James Watson and Francis Crick

who put the last piece of DNA Structure together from a variety of sources including Franklin's results,Rosalind Franklin was friendly with both James Watson and Francis Crick, and communicated regularly with them until her life and career were cut short by cancer in April of 1958, at the age of 37.

she never knew that Watson and Crick had gotten access to her results.


Maurice Wilkins

He studied the orientation of purines and pyrimidines in tobacco mosaic virus and in nucleic acids, by measuring the ultraviolet dichroism of oriented specimens, and he studied, with the visible-light polarizing microscope, the arrangement of virus particles in crystals of TMV and measured dry mass in cells with interference microscopes.

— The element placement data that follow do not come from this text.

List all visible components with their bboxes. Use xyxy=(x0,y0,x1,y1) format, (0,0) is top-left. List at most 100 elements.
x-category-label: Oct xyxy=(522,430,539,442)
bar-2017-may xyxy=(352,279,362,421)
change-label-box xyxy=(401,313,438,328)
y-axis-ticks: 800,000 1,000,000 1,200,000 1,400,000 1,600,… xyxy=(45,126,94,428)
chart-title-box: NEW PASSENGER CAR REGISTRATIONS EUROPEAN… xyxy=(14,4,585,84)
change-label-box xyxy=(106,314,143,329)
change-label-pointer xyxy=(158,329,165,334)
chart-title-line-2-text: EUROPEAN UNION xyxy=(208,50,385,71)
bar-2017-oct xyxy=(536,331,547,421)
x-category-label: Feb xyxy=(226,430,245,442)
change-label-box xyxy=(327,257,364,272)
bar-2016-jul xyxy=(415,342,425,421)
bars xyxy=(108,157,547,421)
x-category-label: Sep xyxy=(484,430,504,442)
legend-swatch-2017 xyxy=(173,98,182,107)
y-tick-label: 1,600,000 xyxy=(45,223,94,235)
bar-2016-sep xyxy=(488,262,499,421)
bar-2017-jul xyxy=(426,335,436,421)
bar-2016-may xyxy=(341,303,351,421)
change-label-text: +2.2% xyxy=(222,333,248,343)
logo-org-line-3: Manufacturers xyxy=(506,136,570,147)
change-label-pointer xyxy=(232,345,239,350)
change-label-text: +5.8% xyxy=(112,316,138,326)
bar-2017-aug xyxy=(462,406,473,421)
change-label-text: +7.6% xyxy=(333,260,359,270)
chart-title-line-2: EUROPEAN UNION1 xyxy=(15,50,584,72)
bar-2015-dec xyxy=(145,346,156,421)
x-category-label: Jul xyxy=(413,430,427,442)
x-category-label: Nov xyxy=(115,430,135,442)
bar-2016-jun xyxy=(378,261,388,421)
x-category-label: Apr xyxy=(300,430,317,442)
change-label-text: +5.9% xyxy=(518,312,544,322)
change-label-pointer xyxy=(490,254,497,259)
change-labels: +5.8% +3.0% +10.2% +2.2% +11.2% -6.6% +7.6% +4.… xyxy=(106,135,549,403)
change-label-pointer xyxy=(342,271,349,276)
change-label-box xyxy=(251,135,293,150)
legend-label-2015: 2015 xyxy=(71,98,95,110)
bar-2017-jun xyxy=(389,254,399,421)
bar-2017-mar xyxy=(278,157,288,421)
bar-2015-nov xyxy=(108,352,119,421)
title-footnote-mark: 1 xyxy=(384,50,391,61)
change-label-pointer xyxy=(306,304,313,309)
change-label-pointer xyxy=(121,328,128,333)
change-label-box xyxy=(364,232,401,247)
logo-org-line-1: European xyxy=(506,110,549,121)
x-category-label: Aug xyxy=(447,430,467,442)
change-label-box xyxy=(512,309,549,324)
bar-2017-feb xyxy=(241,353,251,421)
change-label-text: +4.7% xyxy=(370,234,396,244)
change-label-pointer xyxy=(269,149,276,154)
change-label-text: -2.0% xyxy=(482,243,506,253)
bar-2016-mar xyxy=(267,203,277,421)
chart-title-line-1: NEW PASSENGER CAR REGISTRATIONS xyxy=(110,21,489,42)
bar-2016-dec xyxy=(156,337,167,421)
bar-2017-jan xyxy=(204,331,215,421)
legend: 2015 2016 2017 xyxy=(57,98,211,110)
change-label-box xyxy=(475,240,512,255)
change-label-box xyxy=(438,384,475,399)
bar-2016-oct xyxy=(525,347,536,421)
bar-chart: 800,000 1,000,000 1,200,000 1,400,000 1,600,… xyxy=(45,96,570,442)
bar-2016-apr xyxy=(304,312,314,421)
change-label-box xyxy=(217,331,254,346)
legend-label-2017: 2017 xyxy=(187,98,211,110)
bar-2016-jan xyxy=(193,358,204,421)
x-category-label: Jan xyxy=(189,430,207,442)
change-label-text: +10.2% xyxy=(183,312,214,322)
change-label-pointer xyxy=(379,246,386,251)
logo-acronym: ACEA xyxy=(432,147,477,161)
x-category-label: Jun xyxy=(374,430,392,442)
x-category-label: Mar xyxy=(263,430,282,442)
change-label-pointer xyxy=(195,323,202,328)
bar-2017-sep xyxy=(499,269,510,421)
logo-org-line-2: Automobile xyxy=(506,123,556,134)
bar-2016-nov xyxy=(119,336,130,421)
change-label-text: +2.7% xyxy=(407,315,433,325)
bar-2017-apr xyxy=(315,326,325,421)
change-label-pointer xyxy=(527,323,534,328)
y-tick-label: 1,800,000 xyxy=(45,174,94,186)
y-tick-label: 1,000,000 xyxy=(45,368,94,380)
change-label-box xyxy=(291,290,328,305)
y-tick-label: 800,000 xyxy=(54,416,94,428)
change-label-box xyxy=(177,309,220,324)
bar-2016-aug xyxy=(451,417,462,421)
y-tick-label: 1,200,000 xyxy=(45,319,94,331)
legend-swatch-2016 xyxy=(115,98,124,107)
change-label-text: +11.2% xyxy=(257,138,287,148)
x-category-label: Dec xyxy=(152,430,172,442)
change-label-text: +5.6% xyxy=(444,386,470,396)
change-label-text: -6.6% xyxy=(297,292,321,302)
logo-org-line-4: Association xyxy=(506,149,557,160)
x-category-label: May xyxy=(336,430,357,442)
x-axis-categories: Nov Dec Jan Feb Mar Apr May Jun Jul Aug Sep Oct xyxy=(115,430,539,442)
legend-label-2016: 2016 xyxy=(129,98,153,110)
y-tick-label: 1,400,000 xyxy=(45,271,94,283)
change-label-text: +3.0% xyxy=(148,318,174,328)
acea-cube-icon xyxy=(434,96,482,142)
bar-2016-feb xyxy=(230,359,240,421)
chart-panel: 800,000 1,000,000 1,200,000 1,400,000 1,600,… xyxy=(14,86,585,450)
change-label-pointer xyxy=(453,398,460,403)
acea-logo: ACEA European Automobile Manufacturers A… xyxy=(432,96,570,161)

He then began X-ray diffraction studies of DNA and sperm heads.





Meselson and Stahl

In their experiment they presented DNA replication is semiconservative (one-half of each new molecule of DNA is old; one-half new.
They grew E.coli is a medium using ammonium ions (NH4+) as the source of nitrogen for DNA (as well as protein) synthesis. 14N is the common isotope of nitrogen, but they could also use ammonium ions that were enriched for a rare heavy isotope of nitrogen, 15N.

After growing E. coli for several generations in a medium containing 15NH4+, they found that the DNA of the cells was heavier than normal because of the 15N atoms in it.

The difference could be detected by extracting DNA from the E. coli cells and spinning it in an ultracentrifuge. The density of the DNA determines where it accumulates in the tube.

Then they transferred more living cells that had been growing in 15NH4+ to a medium containing ordinary ammonium ions (14NH4+) and allowed them to divide just once.

The DNA in this new generation of cells was exactly intermediate in density between that of the previous generation and the normal.

This, in itself, is not surprising. It tells us no more than that half the nitrogen atoms in the new DNA are 14N and half are 15N.